Chenier is just one of the many Black children who lived through Hurricane Katrina and its devastating aftermath. But until filmmaker Edward Buckles Jr.—himself a child survivor of the 2005 tropical cyclone that remains the costliest in United States’ history—began asking questions for his multi-year project, many had never spoken publicly about their experiences.
Now, Buckles is letting the now-grown-up infants, toddlers, tweens and teenagers who lived through Katrina tell their own stories in the new documentary Katrina Babies.
“After losing so much, why wouldn’t anyone ask if we were okay?” Buckles says in the trailer. “Nobody ever asked the children how they were doing—so I am.”

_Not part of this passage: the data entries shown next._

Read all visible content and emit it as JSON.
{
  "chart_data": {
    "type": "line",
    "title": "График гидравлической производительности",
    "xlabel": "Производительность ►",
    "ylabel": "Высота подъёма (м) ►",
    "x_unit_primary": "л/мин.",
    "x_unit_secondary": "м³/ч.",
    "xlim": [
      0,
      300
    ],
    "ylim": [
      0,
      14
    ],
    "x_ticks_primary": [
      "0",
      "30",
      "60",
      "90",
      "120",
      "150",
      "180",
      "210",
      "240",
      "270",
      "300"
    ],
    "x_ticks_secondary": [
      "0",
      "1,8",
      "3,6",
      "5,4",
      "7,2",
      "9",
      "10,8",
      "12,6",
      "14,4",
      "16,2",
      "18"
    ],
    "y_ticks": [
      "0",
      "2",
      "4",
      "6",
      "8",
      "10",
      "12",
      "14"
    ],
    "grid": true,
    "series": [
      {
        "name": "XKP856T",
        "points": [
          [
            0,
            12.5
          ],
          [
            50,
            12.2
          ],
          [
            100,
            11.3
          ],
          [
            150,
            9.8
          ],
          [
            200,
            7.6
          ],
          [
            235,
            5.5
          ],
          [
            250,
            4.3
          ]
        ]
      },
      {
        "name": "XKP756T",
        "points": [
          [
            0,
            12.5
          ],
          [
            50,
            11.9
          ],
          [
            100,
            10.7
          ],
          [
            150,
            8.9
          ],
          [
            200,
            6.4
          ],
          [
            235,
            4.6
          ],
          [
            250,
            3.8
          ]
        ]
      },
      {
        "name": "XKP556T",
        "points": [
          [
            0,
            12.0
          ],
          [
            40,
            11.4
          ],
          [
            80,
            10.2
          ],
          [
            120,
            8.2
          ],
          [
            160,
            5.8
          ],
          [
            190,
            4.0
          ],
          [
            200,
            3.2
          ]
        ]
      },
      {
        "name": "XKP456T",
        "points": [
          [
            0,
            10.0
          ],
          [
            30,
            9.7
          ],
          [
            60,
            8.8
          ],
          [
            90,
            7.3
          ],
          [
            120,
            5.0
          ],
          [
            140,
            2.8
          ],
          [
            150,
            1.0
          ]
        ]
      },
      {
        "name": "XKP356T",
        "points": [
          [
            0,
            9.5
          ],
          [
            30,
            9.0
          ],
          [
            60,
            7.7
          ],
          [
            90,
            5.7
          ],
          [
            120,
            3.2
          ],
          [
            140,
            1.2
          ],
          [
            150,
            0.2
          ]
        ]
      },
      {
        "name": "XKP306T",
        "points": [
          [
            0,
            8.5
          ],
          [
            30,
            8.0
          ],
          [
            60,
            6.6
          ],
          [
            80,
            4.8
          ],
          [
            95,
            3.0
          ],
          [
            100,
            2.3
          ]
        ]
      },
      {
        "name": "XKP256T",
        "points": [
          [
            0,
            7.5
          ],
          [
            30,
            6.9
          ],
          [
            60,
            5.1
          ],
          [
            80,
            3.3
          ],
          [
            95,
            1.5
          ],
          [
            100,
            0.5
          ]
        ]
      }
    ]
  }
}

Unlike traditional documentaries, Katrina Babies contains no interviews with experts or commentators. That was an intentional choice by Buckles, who wanted to let the childhood survivors speak for themselves and dictate their own narratives. As MSNBC’s Jarvis DeBerry writes in an opinion column, this uncommon stylistic choice makes the Katrina survivors “the authorities of their own lives.”
“Black children are talked about often but rarely listened to,” DeBerry writes. “They are frequently discussed, pitied or pathologized, but almost never asked to speak. They are commonly the subjects of stories, but less often those stories’ narrators.”
Hurricane Katrina struck Louisiana and other parts of the southeastern United States near the end of August 2005. In New Orleans, some 1.2 million people evacuated before the storm hit, but tens of thousands of residents remained. Federally constructed levees and floodwalls failed, flooding 80 percent of the city and causing widespread power outages. Some parts of New Orleans, including the Lower Ninth Ward, were almost totally submerged, which meant thousands of people were stranded on rooftops or trapped in attics for several days.
Federal disaster officials were slow to respond. In the end, an estimated 1,800 people died as a result of the disaster. Recovery efforts were slow and uneven, particularly in the city’s predominantly Black neighborhoods.
In Katrina Babies, Buckles argues that New Orleans still hasn’t fully recovered. And, perhaps more importantly, neither have the children who lived through the disaster and haven’t had many opportunities to process their trauma.
“Miesha is one of my best friends, and she is a subject in the film,” Buckles tells NPR’s “All Things Considered.” “She is the first person that breaks down in this film and says, ‘No one ever asks me about my story.’ And I realized that we weren’t just dealing with people telling their stories. We were dealing with people healing.”
The film won’t heal everyone, Buckles adds, but he hopes it’s a start.